The lowest of the steel decks, the cellar deck is built into the module support frame (MSF) which carries the rest of the superstructure. Divided into individual sections with double bulkheads, it forms an integrated steel structure. The flare boom extends for 116 metres at an angle of 45 degrees from its eastern end to burn off all associated gas for brief periods.
Located above the cellar deck, this has acquired its name because it is partly composed of prefabricated modules. The south-western corner, with the M11, M12, M14,M15, M17 and M18 units, forms part of the cellar deck’s integrated steel structure.
Upper module deck
With the exception of UM7, this deck is built up entirely of modules and lies immediately above the module deck. UM7, which is part of the drilling module, has been constructed as an integrated steel structure together with the cellar deck and the south-western part of the module deck.
The living quarters provide 100 cabins. These were originally two-berth but converted for single occupancy in 2000-2003. The six-storey structure comprises three modules. A partial seventh floor is provided by the helideck, radio shack and helicopter fuel tanks. The marine control centre was positioned there in the early years, but later moved to Bergen. In addition to the cabins come a canteen and recreation rooms. A lift and internal staircase connect the floors, while external staircases serve as emergency exits. The illustration shows the layout of a typical cabin in the living quarters.
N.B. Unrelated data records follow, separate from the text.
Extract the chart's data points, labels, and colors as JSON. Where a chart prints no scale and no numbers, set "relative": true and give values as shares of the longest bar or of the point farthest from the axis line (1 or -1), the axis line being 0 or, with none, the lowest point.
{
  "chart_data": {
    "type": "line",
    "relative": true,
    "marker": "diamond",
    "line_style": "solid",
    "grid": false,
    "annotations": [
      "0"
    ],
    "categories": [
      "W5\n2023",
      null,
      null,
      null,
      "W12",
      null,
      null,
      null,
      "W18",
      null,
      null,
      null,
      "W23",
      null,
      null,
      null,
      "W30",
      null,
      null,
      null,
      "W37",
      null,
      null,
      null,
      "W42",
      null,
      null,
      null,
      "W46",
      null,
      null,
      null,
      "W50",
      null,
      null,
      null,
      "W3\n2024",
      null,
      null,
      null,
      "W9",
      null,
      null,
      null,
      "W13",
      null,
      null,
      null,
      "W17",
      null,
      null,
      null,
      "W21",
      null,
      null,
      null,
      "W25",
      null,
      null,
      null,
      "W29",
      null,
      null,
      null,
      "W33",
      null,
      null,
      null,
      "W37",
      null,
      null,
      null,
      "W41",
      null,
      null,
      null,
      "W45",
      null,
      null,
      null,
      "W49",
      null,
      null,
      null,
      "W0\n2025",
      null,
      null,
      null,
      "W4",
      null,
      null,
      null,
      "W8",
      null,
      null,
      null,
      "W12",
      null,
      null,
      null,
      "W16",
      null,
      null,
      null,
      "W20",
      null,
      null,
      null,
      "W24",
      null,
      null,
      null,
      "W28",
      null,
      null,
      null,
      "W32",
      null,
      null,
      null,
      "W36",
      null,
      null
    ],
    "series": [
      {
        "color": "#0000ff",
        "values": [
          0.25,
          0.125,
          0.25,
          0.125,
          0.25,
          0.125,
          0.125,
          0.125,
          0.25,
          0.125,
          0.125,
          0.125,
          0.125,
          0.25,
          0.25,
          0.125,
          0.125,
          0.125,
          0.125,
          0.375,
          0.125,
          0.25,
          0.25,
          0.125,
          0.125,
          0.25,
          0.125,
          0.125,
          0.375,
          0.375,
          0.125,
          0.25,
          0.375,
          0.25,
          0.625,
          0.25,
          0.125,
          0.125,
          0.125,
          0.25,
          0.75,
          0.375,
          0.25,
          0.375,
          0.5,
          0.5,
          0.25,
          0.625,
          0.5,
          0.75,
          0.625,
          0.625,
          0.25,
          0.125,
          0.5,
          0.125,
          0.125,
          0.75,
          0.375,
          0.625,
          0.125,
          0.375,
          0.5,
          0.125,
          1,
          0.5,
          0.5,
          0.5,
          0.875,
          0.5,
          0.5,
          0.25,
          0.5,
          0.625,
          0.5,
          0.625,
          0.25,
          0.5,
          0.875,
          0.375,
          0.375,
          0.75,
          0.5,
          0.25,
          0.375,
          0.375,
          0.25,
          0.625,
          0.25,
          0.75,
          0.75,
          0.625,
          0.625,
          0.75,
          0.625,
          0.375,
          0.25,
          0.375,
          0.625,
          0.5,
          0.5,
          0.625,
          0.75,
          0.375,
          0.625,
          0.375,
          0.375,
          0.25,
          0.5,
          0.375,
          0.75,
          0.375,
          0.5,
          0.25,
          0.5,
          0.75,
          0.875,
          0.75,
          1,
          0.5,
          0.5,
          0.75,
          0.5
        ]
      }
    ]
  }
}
The tops of the uppermost modules form the weather deck. This area is used for storage and for loading/discharging cargo by the large platform cranes.
The lower section of the GBS comprises 19 concrete cells. Sixteen of these are used for storage, while three extend upwards to form the shafts supporting the topside.
With an internal diameter of 19 metres and a height of 67 metres, the storage cells are individual concrete cylinders which each have a capacity of 80 000 barrels.
Fifteen of the cells are used to store crude oil, and can collectively hold about 1.2 million barrels. Cell 6 is equipped with an internal cylindrical tank to store up to 21 750 barrels of diesel oil. The annulus between the internal cylinder and the cell wall provides 63 500 barrels of storage space for the oil-water emulsion (sludge) which forms during platform operation. All 16 of the cells are partly filled with sand ballast covered by a concrete lid. They are kept filled with liquid at all times. When oil is exported, the cells take in water to maintain their liquid content.
One of the three shafts supporting the topside, this contains a series of decks carrying pumps for fire, ballast and sea water, ballast water tanks and pumps for crude oil loading.
These are completely filled with conductor tubing for a total of 16 wells in each shaft. The illustration shows the distribution between production and water/gas injection wells.